Есть Сморчок совсем не хотел, но знал, что без водки Федор завтракать не станет, а значит, и ему перепадет. Старик засуетился, вытаскивая из корзины снедь и раскладывая на столе. Ели молча, изредка перебрасываясь короткими фразами. Водку Федор не жалел: пил сам и наливал Сморчку. Покончив с едой, Парамонов встал, потянулся и начал одеваться.
— Пойдем, тут не близко, к полудню успеть надо.
Сморчок, раскисший от вина и еды, робко возразил:
— Соснуть бы маленько. Ночь-то я не спал. Может, потом сходим, а, Федор?
— Еще чего. У меня и другие дела есть, а тебе к вечеру вернуться надо. Егор Саввич ждать будет.
Старик вздохнул и нехотя поднялся. Вот растреклятая жизнь. Все время делай то, что другие велят.
Федор вынес Варнаку миску с едой и наклонился, что-то шепча собаке. Пес завилял хвостом и жадно набросился на еду, хватая куски и глотая их целиком. Только кости хрустели на крепких зубах.
— Чего ему сказал? — поинтересовался Сморчок, с любопытством и опаской поглядывая на собаку. — Неужели он человеческую речь разумеет?
— Все понимает. Хозяйство наказал сторожить.
— Вот диво. И где ты сыскал такого?
— Знакомый подарил. Пошли.
Парамонов шагал легкой, упругой походкой, умело обходя пни и коряги.

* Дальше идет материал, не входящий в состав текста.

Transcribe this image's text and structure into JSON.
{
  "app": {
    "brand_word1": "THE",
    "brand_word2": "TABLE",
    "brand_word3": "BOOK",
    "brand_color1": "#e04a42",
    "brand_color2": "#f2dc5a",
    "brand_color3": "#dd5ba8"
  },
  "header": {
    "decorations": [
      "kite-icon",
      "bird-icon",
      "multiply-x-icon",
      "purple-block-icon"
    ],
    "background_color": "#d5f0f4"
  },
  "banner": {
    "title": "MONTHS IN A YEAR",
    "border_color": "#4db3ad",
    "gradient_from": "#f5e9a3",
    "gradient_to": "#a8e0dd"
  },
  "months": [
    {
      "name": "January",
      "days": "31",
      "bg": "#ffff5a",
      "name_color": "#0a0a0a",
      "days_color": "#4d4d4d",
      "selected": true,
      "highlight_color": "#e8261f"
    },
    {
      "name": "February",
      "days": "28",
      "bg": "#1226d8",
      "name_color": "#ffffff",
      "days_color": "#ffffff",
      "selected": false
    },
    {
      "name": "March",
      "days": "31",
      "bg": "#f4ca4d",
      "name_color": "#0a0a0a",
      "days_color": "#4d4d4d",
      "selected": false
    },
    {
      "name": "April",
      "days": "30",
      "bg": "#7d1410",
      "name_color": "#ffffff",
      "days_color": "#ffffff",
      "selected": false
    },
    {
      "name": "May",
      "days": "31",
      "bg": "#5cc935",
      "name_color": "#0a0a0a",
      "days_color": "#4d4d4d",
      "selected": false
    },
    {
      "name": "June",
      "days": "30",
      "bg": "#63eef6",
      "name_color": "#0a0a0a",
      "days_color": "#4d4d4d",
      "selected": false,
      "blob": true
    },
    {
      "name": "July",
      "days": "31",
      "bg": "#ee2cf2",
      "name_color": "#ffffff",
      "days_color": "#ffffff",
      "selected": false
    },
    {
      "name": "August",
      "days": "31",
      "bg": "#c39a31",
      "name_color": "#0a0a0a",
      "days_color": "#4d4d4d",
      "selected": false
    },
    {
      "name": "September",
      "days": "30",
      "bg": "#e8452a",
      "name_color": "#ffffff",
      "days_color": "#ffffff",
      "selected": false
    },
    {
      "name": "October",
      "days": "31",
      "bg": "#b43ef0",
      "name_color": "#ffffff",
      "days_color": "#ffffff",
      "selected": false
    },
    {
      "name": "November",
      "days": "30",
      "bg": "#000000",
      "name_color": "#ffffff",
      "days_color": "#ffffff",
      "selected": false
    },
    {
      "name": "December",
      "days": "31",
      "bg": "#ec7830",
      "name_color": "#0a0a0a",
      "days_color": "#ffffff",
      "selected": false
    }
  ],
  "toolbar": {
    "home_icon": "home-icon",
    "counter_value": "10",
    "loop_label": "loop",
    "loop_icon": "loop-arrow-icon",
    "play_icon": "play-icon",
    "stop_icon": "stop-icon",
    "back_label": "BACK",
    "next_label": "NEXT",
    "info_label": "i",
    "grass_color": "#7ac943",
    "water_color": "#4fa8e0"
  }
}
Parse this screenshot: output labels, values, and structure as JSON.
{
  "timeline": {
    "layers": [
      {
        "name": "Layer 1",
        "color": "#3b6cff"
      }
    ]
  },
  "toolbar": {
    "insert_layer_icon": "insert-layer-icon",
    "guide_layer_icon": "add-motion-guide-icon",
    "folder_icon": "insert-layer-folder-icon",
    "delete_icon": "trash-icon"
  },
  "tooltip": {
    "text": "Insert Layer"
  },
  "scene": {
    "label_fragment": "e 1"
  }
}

Под его сапогами не хрустнула ни одна ветка. И хотя он делал небольшие шаги, Сморчок едва поспевал за ним. Шли без тропы, направление Федор выбирал по каким-то ему одному известным приметам. Деревья временами так густо переплетали ветви, что, казалось, пройти среди них невозможно. Но, Федор, пригибаясь, отыскивал лаз и ловко проскальзывал между стволов. Зато Сморчок цеплялся за сучки одеждой, оступался и тихонько бормотал ругательства. Часа через два старик взмолился:
— Отдохнем, Федор, задохся я совсем. Сил нет больше.
— Успеешь, отдохнешь, — бросил, не оглядываясь, Парамонов. — Теперь близко. Вот сейчас болото будет, а за ним и наше место.
И в самом деле, деревья расступились, открыв небольшое болото, заросшее тростником и осокой. Кое-где поблескивали окна чистой воды. Из тростников, громко хлопая крыльями и испуганно крякая, поднялась пара уток. Федор остановился, осмотрелся и повернул влево. Начались кочки. Он прыгал с одной на другую, уверенно пересекая болото. Сморчок, подражая ему, пытался делать то же самое, но у него получалось плохо. Размахивая руками, он едва удерживался на кочке и боязно примеривался к следующему прыжку. Впереди показалось широкое окно с черной водой и плавающими на ней листьями кувшинок. Здесь с кочки на кочку был переброшен березовый ствол с ободранной корой и обрубленными сучьями. Федор легко перебежал по бревну и остановился на той стороне окна. Сморчок попробовал ногой бревно — крепко ли лежит.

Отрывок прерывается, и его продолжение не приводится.